The Marine Robotics Centre has started its work in Kronstadt, Russia. The facility designs, assembles and tests autonomous unmanned underwater vehicles. The Centre is intended for simultaneous assembly of several extralarge, large, medium and small underwater vehicles.
Rubin has bought out a group of buildings from Kronstadt Marine Plant. Plan to develop a marine robotics centre was approved by the United Shipbuilding Corporation as well as St. Petersburg Administration and a new production was organised in 2017-2021 on the area of 6000 sq. metres. Arrangement of the production and test facilities on the same premises will considerably reduce time and resource expenditures.

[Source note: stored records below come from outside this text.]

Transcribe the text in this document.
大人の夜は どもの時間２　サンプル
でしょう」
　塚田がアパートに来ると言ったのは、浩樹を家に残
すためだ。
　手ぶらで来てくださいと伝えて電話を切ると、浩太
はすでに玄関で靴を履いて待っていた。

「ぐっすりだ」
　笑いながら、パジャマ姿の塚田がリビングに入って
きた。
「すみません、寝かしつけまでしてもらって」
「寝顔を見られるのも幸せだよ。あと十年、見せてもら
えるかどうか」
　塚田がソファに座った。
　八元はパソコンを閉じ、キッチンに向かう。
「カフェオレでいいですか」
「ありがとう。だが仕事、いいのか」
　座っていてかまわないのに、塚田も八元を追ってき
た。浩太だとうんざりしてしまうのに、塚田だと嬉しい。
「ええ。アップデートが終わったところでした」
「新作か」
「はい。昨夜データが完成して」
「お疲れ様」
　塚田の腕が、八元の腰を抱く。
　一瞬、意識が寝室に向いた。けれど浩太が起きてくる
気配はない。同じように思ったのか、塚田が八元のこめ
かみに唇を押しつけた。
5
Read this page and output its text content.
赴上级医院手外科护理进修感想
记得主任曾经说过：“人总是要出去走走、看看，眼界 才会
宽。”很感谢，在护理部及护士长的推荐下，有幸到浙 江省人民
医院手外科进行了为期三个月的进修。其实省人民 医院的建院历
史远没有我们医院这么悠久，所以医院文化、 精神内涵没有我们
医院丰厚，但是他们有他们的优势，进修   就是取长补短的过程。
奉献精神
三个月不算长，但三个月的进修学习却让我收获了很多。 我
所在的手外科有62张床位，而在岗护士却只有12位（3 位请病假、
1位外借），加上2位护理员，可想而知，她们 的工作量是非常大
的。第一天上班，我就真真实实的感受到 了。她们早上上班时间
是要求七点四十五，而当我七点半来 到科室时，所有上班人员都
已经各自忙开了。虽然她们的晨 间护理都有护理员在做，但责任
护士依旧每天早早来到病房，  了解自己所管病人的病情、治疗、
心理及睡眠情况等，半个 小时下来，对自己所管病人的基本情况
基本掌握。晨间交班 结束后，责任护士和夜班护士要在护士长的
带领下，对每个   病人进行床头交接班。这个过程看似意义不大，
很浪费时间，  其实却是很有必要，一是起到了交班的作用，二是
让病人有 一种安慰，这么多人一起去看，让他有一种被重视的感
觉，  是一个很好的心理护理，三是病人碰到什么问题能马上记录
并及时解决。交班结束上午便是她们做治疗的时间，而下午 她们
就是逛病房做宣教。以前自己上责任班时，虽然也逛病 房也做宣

The project is being implemented from Rubin's net worth.
The Marine Robotics Centre comprises three manufacturing areas including two assembly jigs, as well as testing facilities and quality control units. The Centre will employ about 100 designers and production workers. It will also serve the interests of other companies of United Shipbuilding Corporation - robot prototypes can be built to their drawings.
Rubin develops robot-based underwater systems in fully digital environment, which speeds up the computational analysis, reduces concept-to-delivery time and makes it possible to have nearly zero rejects during manufacture and assembly of a vehicle.
Rubin has been working in the filed of underwater robotics for 10 years and has designed and constructed, among others, deep-water vehicle Vityaz-D (for the Advanced Research Foundation) - the world's first UUV that worked in the Mariana Trench, small-class UUV Yunona and a family of small robots Amulet and Talisman. Rubin has also designed unmanned underwater gliders and a complex for under-ice seismic surveys.